O aumento das taxas de prematuridade no Brasil, nos últimos anos,1 torna importante conhecer o desfecho dessas crianças, não só devido ao maior risco de mortalidade, mas também porque idade gestacional e peso ao nascimento são indicadores de risco biológico importantes para alterações no desenvolvimento.1–5 Estudos longitudinais têm mostrado que aproximadamente 15% das crianças pré‐termo e com muito baixo peso estão em risco para disfunções graves do neurodesenvolvimento5–9 e, na ausência de alterações graves, entre 30 e 50% apresentam dificuldades motoras, cognitivas e comportamentais sutis,5–7,10,11 que podem ser detectadas na idade pré‐escolar.6,12–15 Muitas destas crianças frequentam escolas regulares, mas experimentam dificuldades na aprendizagem e no comportamento, nas atividades de vida diária e têm baixo rendimento escolar.3,6,8,10,12,13

Embora as alterações do desenvolvimento em longo prazo em crianças pré‐termo sejam bem descritas na literatura, a emergência destas dificuldades na idade pré‐escolar é bem menos documentada. É importante investigar o desenvolvimento na idade pré‐escolar, pois uma avaliação focada na coordenação motora, no desenvolvimento cognitivo e no desempenho funcional, em idades precoces, poderia identificar as crianças pré‐termo com risco para alterações no desenvolvimento, possibilitando a intervenção mais cedo, permitindo que os pais sejam alertados para as dificuldades potenciais de seus filhos antes da entrada no ensino fundamental.

O objetivo deste estudo foi comparar o desenvolvimento da coordenação motora, o desenvolvimento cognitivo e o desempenho funcional de crianças nascidas pré‐termo e a termo, aos quatro anos de idade. A hipótese investigada foi de que aos quatro anos de idade e considerando o mesmo nível social, crianças nascidas pré‐termo e aparentemente normais apresentam desempenho motor, cognitivo e funcional significativamente inferior aos pares nascidos a termo.

Métodos

Trata‐se de estudo transversal e observacional realizado no período de junho de 2010 a agosto de 2011 com amostra de conveniência, recrutada no Ambulatório de Acompanhamento à Criança de Risco – ACRIAR, em quatro escolas públicas e cinco escolas particulares de Belo Horizonte e dois consultórios particulares.

Participaram deste estudo crianças na faixa etária de quatro anos a quatro anos e 11 meses, distribuídas em dois grupos distintos, de acordo com idade gestacional e peso ao nascimento, pareadas com relação a sexo, idade e nível socioeconômico. Para cálculo amostral foi empregada análise de variância (ANOVA) para dois grupos, supondo o mesmo número de observações por grupo.
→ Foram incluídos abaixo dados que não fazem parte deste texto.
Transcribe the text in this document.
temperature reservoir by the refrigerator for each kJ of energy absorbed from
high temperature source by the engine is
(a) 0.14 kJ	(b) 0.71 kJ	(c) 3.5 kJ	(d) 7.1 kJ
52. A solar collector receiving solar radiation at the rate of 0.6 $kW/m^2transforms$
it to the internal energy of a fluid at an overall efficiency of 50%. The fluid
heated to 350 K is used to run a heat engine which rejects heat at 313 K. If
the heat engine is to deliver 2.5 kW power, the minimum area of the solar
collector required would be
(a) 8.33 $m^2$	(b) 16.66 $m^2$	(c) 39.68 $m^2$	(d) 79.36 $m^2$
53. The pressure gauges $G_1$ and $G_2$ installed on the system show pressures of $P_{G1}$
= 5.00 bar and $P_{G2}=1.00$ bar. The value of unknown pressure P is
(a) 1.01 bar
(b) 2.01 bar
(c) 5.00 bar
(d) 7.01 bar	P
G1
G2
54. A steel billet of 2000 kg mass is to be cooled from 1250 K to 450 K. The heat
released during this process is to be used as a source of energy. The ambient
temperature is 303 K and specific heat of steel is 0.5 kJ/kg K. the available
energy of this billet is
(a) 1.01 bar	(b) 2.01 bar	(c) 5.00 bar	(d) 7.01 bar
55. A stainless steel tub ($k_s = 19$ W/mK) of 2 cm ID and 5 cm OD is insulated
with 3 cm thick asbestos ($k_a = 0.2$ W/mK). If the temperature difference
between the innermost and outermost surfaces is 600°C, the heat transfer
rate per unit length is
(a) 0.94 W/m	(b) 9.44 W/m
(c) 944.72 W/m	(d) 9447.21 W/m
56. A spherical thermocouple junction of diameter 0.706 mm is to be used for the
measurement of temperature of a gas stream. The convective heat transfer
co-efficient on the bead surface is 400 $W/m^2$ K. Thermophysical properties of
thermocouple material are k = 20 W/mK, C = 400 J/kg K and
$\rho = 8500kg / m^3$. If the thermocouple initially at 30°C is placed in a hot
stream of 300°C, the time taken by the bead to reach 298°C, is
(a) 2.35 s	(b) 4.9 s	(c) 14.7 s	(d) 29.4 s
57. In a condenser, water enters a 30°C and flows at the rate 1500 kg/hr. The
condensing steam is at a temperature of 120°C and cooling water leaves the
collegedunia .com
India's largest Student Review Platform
Para nível de significância de 5% e poder de 80%, foi estimado um mínimo de 45 crianças por grupo, perfazendo um total de 90 delas. No grupo de crianças pré‐termo (PT) foram incluídas 62 crianças com idade gestacional ≤ 34 semanas e peso ao nascimento ≤ 1.500g, e no grupo a termo (AT), 62 crianças com idade gestacional ≥ 37 semanas e peso ao nascimento ≥ 2.500g (grupo a termo). Em cada grupo houve igual representação de meninos (31) e meninas. O grupo pré‐termo (PT) foi recrutado em ambulatório de seguimento, escolas e consultórios particulares, e as crianças do grupo a termo (AT) foram provenientes de escolas públicas e colégios particulares de Belo Horizonte/MG.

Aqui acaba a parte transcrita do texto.